With SUPPRESS(L2,n) you are removing from L2 the element at the nth position, so if L2={2} then SUPRESS(L2,2) will fail because there is only one element in the list. The correct instruction to remove 2 from the list is SUPPRESS(L2,POS(L2,2))) which will remove 2 from the list whatever it’s position in the list.
(12-29-2021 11:53 PM)zahi48g Wrote: [ -> ]If you get these results , could copy and paste you code ?
Here is a working code, I’ve added the number of elements in the urns as a parameter of the program so you can test with more than two:
Code:
#pragma mode( separator(.,;) integer(h32) )
EXPORT EHRENFEST1(N)
BEGIN
LOCAL n,p,K;
INPUT(p);
L1:=MAKELIST(I,I,1,N);
L2:={};
FOR K FROM 1 TO p DO
n:=RANDINT(1,N);
IF POS(L1,n) THEN
L1:=SUPPRESS(L1,POS(L1,n));
L2(0):=n;
ELSE
L2:=SUPPRESS(L2,POS(L2,n));
L1(0):=n;
END;
END;
PRINT(SORT(L1));
PRINT(SORT(L2));
END;
Thanks for the interesting post, this problem is new to me.
Section 2.1 of
this article suggests an alternate representation of the urns that may lead to a simpler program. Instead of two lists, one initially empty, one has a single list of (initially) all zeros. At each iteration, the state of a randomly selected element is flipped using NOT. The number of balls in urn "A" is the number of zeros in the list; the number of balls in urn "B" is similarly the number of ones.

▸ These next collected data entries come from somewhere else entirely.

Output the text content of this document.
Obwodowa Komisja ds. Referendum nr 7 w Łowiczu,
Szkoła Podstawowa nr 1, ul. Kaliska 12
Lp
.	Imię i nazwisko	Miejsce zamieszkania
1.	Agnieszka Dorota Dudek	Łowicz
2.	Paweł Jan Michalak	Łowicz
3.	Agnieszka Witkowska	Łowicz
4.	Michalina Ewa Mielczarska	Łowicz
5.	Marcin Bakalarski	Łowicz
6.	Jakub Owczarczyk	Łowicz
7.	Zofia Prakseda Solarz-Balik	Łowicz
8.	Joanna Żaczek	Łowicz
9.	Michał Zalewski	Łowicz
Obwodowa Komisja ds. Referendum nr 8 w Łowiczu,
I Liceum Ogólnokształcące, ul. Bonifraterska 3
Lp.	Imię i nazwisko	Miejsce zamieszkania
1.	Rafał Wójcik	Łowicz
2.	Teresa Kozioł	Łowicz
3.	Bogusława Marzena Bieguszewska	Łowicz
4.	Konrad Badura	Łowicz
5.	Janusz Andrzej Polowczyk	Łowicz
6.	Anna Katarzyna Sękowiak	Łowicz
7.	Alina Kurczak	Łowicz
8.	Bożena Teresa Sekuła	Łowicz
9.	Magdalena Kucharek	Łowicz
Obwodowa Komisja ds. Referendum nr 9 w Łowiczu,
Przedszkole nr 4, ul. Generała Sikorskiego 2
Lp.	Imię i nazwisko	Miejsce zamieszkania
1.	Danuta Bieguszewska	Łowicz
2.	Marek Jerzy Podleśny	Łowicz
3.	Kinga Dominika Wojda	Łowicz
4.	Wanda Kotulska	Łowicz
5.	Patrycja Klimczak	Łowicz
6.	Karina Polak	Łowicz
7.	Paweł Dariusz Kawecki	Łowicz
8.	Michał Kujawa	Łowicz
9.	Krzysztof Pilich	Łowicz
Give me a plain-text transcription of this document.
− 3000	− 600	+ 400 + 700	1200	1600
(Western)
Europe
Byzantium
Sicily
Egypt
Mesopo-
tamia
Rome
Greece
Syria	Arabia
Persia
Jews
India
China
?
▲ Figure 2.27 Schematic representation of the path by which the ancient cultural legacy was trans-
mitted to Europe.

My PPL is a bit rusty but it should be fairly simple.
Thank you D Lachieze and John Keith.
I've learned two things : How to remove properly an object from a list
and that L1(0) refers to the last element of list L1 (am I right ?) .
But i've got one question for D Lachieze . In order to know if n belongs to L1, shouldn't you write
" IF POS(L1,n)>0 THEN ..." instead of " IF POS(L1,n) THEN ..." ?
Thank you
(01-03-2022 11:10 PM)zahi48g Wrote: [ -> ]Thank you D Lachieze and John Keith.
I've learned two things : How to remove properly an object from a list
and that L1(0) refers to the last element of list L1 (am I right ?) .
But i've got one question for D Lachieze . In order to know if n belongs to L1, shouldn't you write
" IF POS(L1,n)>0 THEN ..." instead of " IF POS(L1,n) THEN ..." ?
Thank you
Since false is 0 and the true condition is anything other than 0, either test works.